Alana and Tori continue to remain only a phone call or email away, always there for both of us. When it was time for me to consider those day care programs, the first people I turned to were Alana and Tori. In fact, Alana even took valuable time away from her family one weekend to set Clare up for her first Al’z Club meeting. Now that I am looking into a possible Assisted Living Facility placement, I again contacted Alana and Tori and yet again they stepped up to provide helpful information and advice. Alana, Tori, and all of LIAF staff just always continue to ‘be there’ for Clare and me to provide whatever support and assistance they can ... whenever I need it. They have truly made me feel that I am part of the ‘LIAF family.’
I am looking forward to eventually volunteering for LIAF at their Port Washington facility when time permits because without LIAF I could never have gotten through these past four years. My wish would be for all who are dealing with Alzheimer’s on Long Island to become involved with LIAF through their support groups and programs.
Alzheimer’s is a horrible disease that affects the entire family, and although the AD journey is somewhat different for everyone, that journey is difficult for everyone involved. However, LIAF personnel and programs can definitely make that journey easier to navigate than it would otherwise be without LIAF’s assistance and support.
Allan V., Caregiver
"Edward's diagnosis of early stage Alzheimer's opened up a no-man's land. Isolated and feeling hopeless we took our daughter's suggestion that we try LIAF, fifty five miles away. Our first visit and interview with Alana was encouraging; so we ‘buckled up’ and made Tuesday ‘Alzheimer's Day.’ No appointments, classes, commitments would interfere. The payoff: real friendships that have comforted, advised and healed. Edward has friends who understand him. We know that we are not alone."
Harriet G., Caregiver
"One year after my husband, Edward, was diagnosed with Alzheimer's dementia, his doctor suggested I join a caregiver support group. My research led me to LIAF, which I learned not only had a caregiver support group but also had programs for people with dementia.

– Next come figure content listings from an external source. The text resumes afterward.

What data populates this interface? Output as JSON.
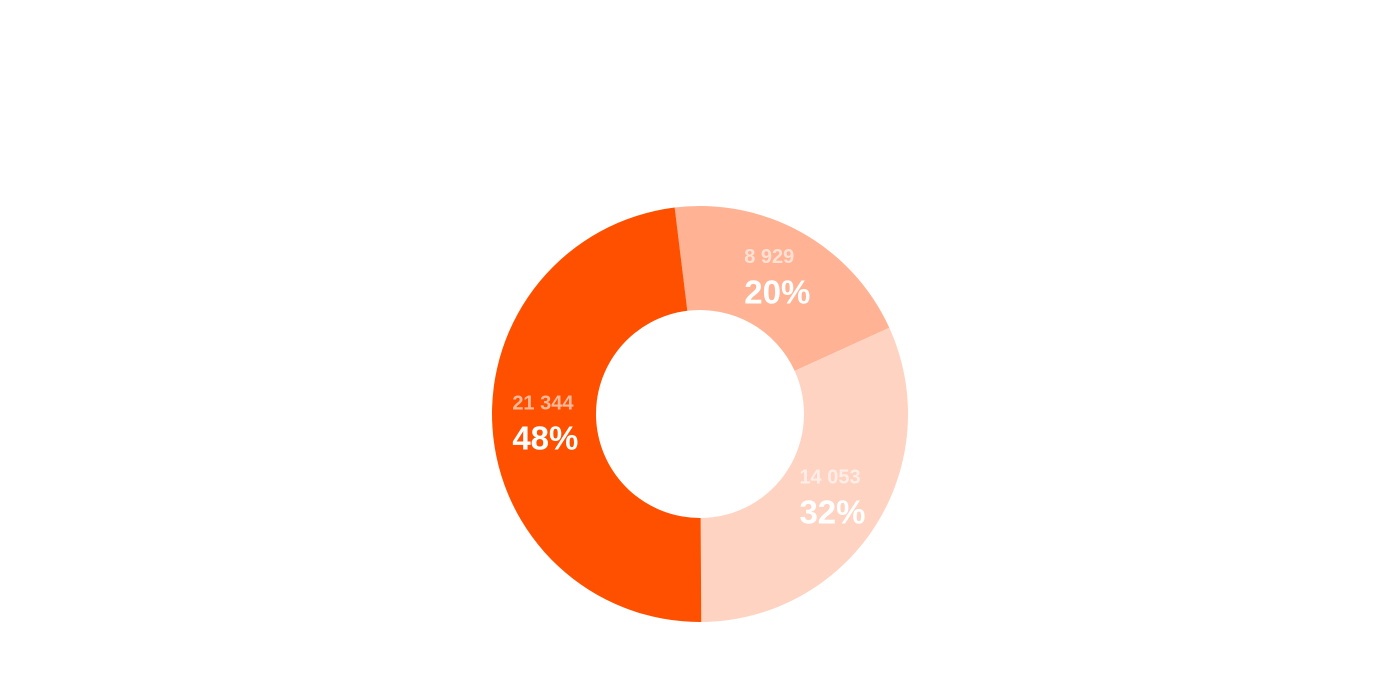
{
  "chart_data": {
    "type": "donut",
    "categories": [
      null,
      null,
      null
    ],
    "values": [
      8929,
      14053,
      21344
    ],
    "value_labels": [
      "8 929",
      "14 053",
      "21 344"
    ],
    "percentages": [
      20,
      32,
      48
    ],
    "percent_labels": [
      "20%",
      "32%",
      "48%"
    ],
    "colors": [
      "#ffb394",
      "#ffd3c2",
      "#ff5000"
    ]
  }
}
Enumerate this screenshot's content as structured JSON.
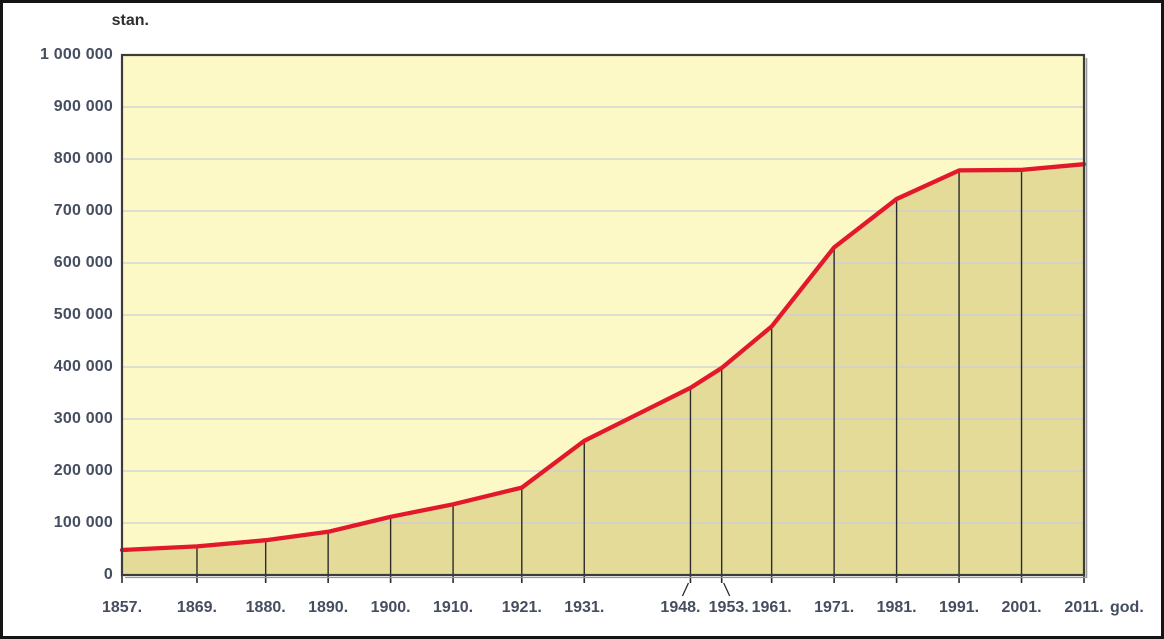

Edward started attending these programs a few times a week and now attends LIAF all five days. He looks forward to attending these programs and when he arrives home he has a smile on his face. He will often say he had a good time even though he can't remember the program.
LIAF has given me the support I needed to accept and understand Alzheimer's. It also gives me respite when he is at LIAF and I can relax knowing he is safe and enjoying himself. LIAF is a wonderful program which helps the caregiver learn to handle problems related to dementia.